Tina tersenyum. "Sebenarnya saya juga tidak nolak kalau dijadikan istri anak laki-laki tante yang pertama itu..... tapi.... saya dengar sudah ada calonnya, ya?"

Maksudnya?

Wajah Anika semakin keruh mendengar perkataan Tina.
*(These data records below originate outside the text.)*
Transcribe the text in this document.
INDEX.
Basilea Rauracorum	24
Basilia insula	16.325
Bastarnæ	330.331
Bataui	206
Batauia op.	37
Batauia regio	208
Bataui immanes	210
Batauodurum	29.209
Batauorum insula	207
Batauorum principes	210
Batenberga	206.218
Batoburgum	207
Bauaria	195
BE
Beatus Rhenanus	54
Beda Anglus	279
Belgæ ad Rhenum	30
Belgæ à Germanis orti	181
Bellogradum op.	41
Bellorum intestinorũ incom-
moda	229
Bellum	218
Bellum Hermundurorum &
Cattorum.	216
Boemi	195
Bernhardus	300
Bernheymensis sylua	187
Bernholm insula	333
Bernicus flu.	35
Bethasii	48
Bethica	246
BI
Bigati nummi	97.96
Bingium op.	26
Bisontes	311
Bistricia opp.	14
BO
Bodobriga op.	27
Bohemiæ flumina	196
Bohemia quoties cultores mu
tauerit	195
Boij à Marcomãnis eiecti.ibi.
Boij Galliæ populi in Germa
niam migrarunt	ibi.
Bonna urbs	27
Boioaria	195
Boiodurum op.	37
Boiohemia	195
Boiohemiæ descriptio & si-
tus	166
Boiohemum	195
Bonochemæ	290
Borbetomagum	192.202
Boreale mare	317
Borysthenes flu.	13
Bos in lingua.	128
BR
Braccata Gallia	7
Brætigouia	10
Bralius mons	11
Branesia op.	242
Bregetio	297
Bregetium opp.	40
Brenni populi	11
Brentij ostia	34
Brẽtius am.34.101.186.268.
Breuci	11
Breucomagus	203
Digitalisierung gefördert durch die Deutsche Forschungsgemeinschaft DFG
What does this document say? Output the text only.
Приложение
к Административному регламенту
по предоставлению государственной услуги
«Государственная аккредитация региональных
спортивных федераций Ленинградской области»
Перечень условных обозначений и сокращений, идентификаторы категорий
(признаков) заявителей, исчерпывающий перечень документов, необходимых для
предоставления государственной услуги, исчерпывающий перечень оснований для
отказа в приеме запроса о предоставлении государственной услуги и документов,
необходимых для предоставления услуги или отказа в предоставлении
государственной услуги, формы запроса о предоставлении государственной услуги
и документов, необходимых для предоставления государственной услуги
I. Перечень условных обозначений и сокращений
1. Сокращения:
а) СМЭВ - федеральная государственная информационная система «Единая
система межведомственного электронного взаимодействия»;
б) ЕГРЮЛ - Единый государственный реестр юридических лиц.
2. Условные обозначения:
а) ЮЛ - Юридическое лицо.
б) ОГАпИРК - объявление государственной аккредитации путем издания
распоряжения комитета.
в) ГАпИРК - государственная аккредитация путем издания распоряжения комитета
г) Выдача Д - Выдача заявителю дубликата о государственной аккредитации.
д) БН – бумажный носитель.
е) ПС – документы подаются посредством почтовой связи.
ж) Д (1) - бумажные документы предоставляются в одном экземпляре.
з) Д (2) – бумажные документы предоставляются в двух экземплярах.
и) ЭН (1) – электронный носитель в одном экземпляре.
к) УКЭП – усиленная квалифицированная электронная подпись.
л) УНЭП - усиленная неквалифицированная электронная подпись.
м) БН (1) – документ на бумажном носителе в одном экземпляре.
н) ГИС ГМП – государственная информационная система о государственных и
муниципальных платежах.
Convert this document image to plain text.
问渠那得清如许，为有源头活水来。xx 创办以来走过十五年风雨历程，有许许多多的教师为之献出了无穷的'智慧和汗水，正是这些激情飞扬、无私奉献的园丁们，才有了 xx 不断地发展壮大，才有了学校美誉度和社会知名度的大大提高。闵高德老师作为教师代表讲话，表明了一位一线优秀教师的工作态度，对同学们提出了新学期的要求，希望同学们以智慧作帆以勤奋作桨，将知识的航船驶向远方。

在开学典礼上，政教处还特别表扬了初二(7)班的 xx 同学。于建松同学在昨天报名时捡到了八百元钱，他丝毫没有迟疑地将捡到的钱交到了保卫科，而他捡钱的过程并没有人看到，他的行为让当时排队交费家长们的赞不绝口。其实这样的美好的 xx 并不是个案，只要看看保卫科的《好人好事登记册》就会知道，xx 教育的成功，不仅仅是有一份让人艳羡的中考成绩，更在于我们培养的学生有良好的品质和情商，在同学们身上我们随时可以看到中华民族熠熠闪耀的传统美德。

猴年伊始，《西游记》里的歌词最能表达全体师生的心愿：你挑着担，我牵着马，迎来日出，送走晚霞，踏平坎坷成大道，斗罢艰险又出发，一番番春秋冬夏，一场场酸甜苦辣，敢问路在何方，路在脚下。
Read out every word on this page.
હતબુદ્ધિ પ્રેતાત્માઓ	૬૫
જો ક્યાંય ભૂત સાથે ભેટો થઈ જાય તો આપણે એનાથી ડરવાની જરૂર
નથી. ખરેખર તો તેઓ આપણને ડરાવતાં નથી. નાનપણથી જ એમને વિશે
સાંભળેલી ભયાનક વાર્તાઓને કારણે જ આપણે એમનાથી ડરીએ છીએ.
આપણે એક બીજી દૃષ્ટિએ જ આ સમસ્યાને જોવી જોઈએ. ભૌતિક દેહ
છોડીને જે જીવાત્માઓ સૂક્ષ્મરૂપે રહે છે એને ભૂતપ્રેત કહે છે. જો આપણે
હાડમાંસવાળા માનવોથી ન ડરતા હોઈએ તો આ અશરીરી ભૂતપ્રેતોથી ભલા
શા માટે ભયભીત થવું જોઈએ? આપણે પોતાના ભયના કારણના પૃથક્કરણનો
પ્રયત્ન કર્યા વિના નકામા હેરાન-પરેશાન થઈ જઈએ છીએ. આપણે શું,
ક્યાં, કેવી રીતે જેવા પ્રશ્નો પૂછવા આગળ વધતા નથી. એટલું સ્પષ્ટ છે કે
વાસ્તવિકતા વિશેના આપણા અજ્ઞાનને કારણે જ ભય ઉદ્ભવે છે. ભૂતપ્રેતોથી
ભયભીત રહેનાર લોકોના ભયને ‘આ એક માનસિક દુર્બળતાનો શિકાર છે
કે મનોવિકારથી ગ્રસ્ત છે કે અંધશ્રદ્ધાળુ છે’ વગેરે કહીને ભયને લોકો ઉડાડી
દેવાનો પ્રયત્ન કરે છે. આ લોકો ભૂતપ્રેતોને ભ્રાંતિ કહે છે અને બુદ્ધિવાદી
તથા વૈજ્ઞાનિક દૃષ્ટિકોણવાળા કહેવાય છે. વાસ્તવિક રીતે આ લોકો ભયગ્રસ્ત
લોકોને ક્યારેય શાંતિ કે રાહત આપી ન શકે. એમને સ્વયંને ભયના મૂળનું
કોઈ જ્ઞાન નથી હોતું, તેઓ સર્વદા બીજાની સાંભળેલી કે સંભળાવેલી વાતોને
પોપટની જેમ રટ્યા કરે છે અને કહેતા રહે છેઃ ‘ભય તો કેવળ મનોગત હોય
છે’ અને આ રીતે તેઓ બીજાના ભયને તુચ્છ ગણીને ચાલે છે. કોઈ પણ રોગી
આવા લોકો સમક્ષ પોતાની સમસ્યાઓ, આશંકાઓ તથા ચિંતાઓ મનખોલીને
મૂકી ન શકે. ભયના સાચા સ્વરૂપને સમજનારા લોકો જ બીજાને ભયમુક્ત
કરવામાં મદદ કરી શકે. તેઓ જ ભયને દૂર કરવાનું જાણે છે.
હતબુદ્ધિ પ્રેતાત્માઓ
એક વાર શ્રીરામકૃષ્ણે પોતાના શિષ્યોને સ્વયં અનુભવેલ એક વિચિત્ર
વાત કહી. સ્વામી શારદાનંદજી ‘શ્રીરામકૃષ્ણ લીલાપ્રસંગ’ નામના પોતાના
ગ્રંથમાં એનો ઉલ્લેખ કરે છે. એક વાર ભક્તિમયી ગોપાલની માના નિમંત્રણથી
"Tinggal beberapa bulan lagi, Tina. Kamu harus datang ya..." kata Tante Namira sambil menggenggam tangan Tina. "Anika harus banyak belajar dari kamu. Dia tidak bisa masak, padahal Satya senang sekali makan enak. Satya juga sering mampir ke sini, kan?"

Mika tidak berani menatap wajah Anika, tapi dapat dipastikan wajah itu pasti sekerasa batu.

"Oh, jadi Anika tidak bisa masak!" Mata Tina membulat dengan gaya dramatis. "Wah, wanita yang tidak bisa masak. Anika, yang namanya wanita itu ya harus pintar masak, biar suami tambah sayang sama kamu. Masak itu memanjakan suami juga kan...."

Waduh! Tina juga cari gara-gara!

Mika memperhatikan wajah Anika. Ada kesan kejam di wajah cantiknya. Rupanya dia dan Tante Namira sudah berkonspirasi untuk memojokkan Anika.

Anika tersenyum manis. "Hmmm..." gumamnya. "Satya tahu aku tidak bisa masak. Walaupun begitu, Satya tetap mau menikahiku, bukan kamu, Tina..." balas Anika sambil tersenyum manis.

Kali ini giliran wajah Tante Namira dan Tina yang berubah membatu!